Viral enteritis caused by echovirus, Coxsackie, and poliomyelitis viruses may be epidemic and may be confused with shigellosis. Fever is un­common, however, in viral enteritis unless there is severe dehydration, and the feces contain no blood or pus. Staphylococcal enterocolitis develops usually in hospitalized patients undergoing abdom­inal surgery who have received antimicrobial therapy. Amebic dysentery usually has a gradual onset, the diarrhea is ordinarily not severe, there is often little or no fever, and microscopic examina-

tion of the feces will reveal a predominance of mononuclear cells. Sigmoidoscopy reveals under­mined ulcers with normal intervening mucosa. Salmonellosis is more often accompanied by nausea and vomiting at onset and occasionally by a chill and very high fever. Blood cultures are often posi­tive. Staphylococcal food poisoning and many forms of viral gastroenteritis are more prominently associated with nausea and vomiting than with diarrhea.

Shigellosis Treatment.

Sulfonamides were effective in treatment of shigellosis when they were first used. Resistant bacilli emerged, however, and sulfona­mides are not now considered to be the most effec­tive drugs for the infection. Resistance of Shigella to multiple antimicrobials has been induced by episomal transfer from other enteric bacilli. Conceivably, therefore, drug-susceptible Shigella may become drug-resistant from other drug-resis­tant bacilli in the intestinal tract.

Tetracycline has been an effective drug against Shigella, but resistant strains have been identi­fied. A few strains of Shigella are resistant to chloramphenicol. Colimycin and neomycin are almost always effective in vitro, but a few strains resistant to ampicillin have been found. Strepto­mycin given orally has been used to treat shigel­losis, but strains resistant to this drug have also been identified. Cephalothin and massive doses of penicillin G may be effective.

At present, ampicillin in a dosage of 2 or more grams orally each day in divided doses for five days is the preferred agent in treatment of shigellosis in adults. Chloramphenicol or tetracycline may be effective alternatives if either the micro-organism is resistant to ampicillin or the patient is allergic to the penicillins. Oral streptomycin, 0.5 gram twice daily, is also recommended in Great Britain.
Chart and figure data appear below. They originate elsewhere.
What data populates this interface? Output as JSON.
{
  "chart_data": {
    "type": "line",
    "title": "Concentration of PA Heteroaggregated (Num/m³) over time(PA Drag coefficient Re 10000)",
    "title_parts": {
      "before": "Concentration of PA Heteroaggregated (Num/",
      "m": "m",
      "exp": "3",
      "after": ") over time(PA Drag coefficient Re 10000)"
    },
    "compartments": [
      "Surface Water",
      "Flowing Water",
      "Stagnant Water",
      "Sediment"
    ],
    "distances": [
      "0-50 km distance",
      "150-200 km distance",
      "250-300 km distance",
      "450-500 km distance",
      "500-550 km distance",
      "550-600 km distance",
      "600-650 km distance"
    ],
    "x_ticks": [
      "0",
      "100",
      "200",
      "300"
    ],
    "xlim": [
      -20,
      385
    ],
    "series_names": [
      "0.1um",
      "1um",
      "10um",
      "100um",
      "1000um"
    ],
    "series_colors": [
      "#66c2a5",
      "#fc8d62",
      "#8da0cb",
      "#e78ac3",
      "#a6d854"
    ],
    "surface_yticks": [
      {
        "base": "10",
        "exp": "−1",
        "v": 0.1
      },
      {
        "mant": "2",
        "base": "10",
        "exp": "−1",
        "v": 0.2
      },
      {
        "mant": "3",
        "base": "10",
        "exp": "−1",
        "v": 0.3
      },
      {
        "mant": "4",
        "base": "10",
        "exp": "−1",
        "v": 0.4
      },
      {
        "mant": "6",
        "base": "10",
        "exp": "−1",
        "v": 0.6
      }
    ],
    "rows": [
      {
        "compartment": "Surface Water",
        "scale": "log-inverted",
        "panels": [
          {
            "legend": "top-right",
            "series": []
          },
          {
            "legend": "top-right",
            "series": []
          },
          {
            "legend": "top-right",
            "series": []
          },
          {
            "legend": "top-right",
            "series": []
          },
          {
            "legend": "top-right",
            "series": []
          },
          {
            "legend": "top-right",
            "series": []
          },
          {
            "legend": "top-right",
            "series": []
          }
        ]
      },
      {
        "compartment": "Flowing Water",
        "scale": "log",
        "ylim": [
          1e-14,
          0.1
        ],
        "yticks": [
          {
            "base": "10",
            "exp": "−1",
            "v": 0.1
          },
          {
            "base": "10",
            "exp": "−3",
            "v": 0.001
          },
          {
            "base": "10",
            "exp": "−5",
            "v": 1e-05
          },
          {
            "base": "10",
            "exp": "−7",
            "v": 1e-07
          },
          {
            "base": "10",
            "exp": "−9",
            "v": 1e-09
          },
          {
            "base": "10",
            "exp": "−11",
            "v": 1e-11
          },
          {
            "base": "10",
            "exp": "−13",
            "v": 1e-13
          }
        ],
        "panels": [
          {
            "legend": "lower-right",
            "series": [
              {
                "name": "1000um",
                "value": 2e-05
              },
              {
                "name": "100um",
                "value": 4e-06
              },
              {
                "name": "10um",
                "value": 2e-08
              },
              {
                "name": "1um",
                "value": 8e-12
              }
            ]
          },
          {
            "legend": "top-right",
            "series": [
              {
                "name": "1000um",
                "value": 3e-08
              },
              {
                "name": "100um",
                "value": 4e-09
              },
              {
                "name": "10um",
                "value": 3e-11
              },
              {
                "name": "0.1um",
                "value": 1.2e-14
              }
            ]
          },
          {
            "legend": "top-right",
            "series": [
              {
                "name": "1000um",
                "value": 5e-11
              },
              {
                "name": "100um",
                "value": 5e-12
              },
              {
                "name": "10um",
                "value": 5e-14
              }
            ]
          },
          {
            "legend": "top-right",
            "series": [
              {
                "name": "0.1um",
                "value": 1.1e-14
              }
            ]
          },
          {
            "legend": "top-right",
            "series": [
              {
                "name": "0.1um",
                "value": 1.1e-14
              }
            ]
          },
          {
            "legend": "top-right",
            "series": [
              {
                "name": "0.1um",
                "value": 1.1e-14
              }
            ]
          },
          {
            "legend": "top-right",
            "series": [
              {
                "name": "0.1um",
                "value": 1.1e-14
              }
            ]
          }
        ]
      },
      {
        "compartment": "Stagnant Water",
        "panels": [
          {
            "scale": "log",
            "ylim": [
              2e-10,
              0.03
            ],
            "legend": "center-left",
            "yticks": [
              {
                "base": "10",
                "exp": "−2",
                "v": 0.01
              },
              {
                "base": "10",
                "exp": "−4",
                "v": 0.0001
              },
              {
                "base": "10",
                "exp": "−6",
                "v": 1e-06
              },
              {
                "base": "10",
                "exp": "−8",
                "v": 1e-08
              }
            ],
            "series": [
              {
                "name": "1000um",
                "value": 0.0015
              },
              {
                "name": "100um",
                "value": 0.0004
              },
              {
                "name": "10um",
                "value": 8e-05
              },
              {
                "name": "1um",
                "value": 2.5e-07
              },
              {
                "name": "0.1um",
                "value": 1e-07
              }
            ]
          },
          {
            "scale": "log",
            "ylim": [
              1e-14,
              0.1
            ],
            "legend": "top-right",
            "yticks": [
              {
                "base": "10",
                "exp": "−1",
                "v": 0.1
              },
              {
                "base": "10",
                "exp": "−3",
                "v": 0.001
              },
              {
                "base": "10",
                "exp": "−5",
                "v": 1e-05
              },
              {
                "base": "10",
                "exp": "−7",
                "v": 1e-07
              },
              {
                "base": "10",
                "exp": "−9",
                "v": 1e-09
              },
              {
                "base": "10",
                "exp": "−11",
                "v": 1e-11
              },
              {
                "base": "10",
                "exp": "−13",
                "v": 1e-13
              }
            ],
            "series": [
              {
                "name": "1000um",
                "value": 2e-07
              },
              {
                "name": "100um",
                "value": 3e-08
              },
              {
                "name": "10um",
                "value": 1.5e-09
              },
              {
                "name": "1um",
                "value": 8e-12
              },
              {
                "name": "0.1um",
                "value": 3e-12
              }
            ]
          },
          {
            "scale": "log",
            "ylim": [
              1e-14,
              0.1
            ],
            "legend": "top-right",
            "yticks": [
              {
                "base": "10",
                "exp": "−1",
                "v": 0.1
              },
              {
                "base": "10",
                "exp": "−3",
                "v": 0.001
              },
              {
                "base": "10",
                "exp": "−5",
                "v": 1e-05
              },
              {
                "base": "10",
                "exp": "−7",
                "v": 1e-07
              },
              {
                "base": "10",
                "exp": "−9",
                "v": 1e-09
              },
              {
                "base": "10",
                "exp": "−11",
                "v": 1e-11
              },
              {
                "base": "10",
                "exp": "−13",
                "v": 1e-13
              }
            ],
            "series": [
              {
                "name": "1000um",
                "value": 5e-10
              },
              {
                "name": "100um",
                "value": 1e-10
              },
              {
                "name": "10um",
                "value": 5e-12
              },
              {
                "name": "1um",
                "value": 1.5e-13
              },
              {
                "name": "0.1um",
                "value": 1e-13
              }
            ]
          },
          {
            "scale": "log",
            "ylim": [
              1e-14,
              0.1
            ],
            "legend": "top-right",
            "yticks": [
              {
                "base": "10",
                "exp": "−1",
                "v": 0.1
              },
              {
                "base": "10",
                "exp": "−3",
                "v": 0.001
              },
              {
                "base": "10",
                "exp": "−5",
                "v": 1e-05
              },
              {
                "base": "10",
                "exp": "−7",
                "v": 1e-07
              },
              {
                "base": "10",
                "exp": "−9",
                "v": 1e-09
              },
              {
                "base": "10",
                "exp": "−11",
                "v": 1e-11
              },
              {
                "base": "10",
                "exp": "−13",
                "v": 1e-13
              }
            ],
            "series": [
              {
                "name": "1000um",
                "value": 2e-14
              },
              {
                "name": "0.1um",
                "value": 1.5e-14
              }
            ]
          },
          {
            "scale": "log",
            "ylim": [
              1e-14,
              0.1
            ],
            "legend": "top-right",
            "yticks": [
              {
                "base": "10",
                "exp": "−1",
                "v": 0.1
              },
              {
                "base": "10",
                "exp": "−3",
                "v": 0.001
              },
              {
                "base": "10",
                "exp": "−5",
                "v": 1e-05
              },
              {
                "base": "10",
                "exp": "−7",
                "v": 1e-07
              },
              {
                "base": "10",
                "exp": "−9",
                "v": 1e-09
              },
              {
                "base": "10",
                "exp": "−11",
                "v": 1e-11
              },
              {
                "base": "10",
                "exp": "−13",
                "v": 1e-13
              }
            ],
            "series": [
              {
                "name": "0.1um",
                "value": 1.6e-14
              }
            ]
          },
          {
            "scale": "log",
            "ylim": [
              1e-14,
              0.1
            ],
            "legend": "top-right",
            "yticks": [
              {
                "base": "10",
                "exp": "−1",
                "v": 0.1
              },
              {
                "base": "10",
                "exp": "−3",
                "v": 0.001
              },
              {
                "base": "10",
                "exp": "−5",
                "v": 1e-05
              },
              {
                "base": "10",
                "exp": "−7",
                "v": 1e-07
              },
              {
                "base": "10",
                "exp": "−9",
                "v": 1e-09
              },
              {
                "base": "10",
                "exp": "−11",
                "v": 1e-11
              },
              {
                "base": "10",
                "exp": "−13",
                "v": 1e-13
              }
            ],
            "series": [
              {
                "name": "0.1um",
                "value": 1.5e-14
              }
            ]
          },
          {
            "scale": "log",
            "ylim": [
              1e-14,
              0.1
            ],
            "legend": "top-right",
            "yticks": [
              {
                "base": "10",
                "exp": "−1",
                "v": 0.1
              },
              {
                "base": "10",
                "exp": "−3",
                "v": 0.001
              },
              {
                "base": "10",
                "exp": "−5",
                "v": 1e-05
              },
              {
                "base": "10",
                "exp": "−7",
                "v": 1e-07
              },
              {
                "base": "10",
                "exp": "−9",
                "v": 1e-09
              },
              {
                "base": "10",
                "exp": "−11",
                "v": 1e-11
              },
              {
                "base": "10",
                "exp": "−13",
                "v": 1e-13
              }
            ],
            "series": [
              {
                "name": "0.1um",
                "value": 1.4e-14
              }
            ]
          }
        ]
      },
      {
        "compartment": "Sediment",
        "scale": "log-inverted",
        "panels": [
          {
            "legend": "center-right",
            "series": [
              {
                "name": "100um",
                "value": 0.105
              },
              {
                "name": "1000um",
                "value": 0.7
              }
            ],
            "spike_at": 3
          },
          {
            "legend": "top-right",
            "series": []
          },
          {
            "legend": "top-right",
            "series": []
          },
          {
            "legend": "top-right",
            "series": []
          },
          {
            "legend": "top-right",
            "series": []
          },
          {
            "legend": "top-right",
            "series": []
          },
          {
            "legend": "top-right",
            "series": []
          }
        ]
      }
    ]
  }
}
Fluid and electrolyte replacement should be given to the patient who is in collapse or who is dehydrated. Opiates such as paregoric or morphine may alleviate the abdominal discomfort and tenesmus but should be used cautiously.

Prognosis.

The mortality rate in untreated bacillary dysentery is about 0.1 per cent or less, but it may be higher during famine or starvation. In addition, the fatality rate with dysentery caused by Shigella dysenteriae (shiga) is higher than with that attributed to other Shigella. Death rarely occurs when appropriate treatment is prescribed.